One of the things that makes writing about music so difficult for me is that I genuinely do not understand why people listen to music. Or rather, I do not understand what people (who are not musicians) hear when they listen to music.
In a way, being a trained musician forever wrecked my perception of music as music. It’s like knowing how the magician’s tricks are done. I can appreciate the artistry and virtuosity of the act, but I cannot ever again be fooled by the illusion. I can never again experience music as simply a listener.
That is one of the reasons why I have always been drawn to extreme forms of music – atonality, free-jazz, punk-rock, noise – music where the boundaries of “common practice” are radically extended (or overthrown), where the "tricks" are not so easy to detect and that vertiginous rush of unfamiliarity can still be felt.
My appreciation of music is inextricably tied up with my knowledge of how it’s put together, while at the same time, I know all too well that a description of music’s constituent parts is not a description of the whole. Such a description is not the thing itself - just as the score is not the thing itself - and it seems to me that the closer you focus on music’s construction, the further you get from its essence. For example, to say that the chord sequence I7-IV7-V7 explains how the “blues trick” is done is not even remotely useful in explaining how the blues touches your soul. It tells the aspiring musician a little bit about how to go about playing the music, but it doesn’t even begin to explain why he or she might want to do so. To say that Schoenberg used all twelve notes of the octave explains the modernist “trick” also obscures the music's beauty and expression.

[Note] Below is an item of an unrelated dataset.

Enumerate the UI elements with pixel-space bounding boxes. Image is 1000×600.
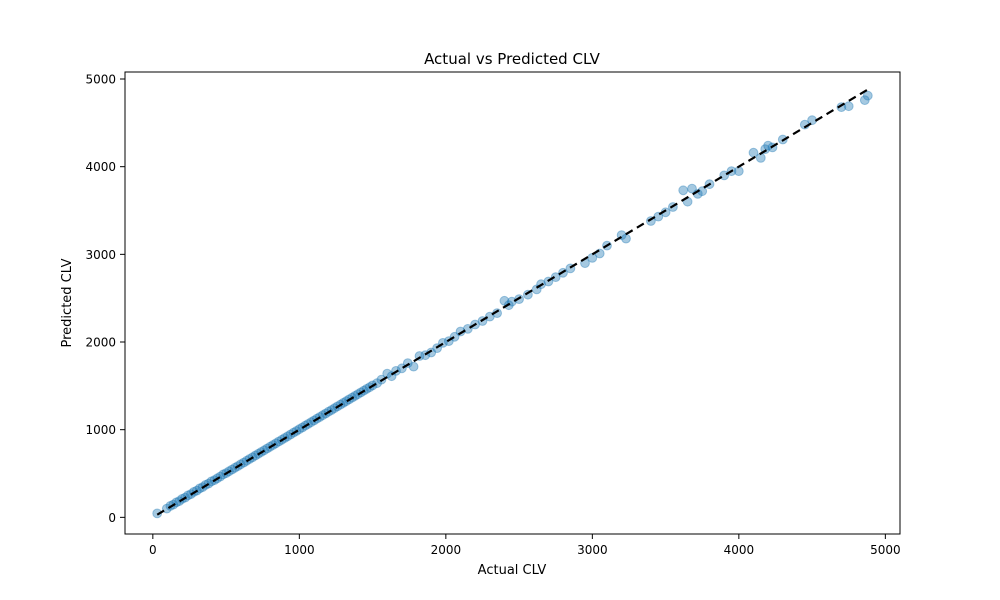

For the non-musician, all of this verbiage is just useless jargon and for the musician whose understanding is limited to the notes on a page, the music will be badly played and poorly understood. And what does the non-musician get out of any of this? And what can be said about any of this that doesn’t sound reductionist and stupid?
What is it that people want out of music? Why is it so important – so necessary - yet so hard to talk about? Its ineffable quality is no doubt a big part of its attraction to the human spirit since music is pure abstraction - nothing but the movement of air in the passage of time. There is something about music that is pre-verbal, innate.
Then another thing that makes writing about music difficult for me is that the act of writing is not pleasurable for me. I struggle with every word, every phrase, every sentence. Everything I write seems utterly banal once it’s there on the page (or screen): Nothing but a labored exposition on the obvious and unremarkable. And, if you hadn’t noticed by now, I have a tendency to kind of, um, overstate things, which probably undermines whatever point it is I think I'm trying to make.
Why am I doing this? Why do I care so much about music that I actually want to write about it? And why would anyone care about music enough to read what I have to write about it? It’s a mystery to me.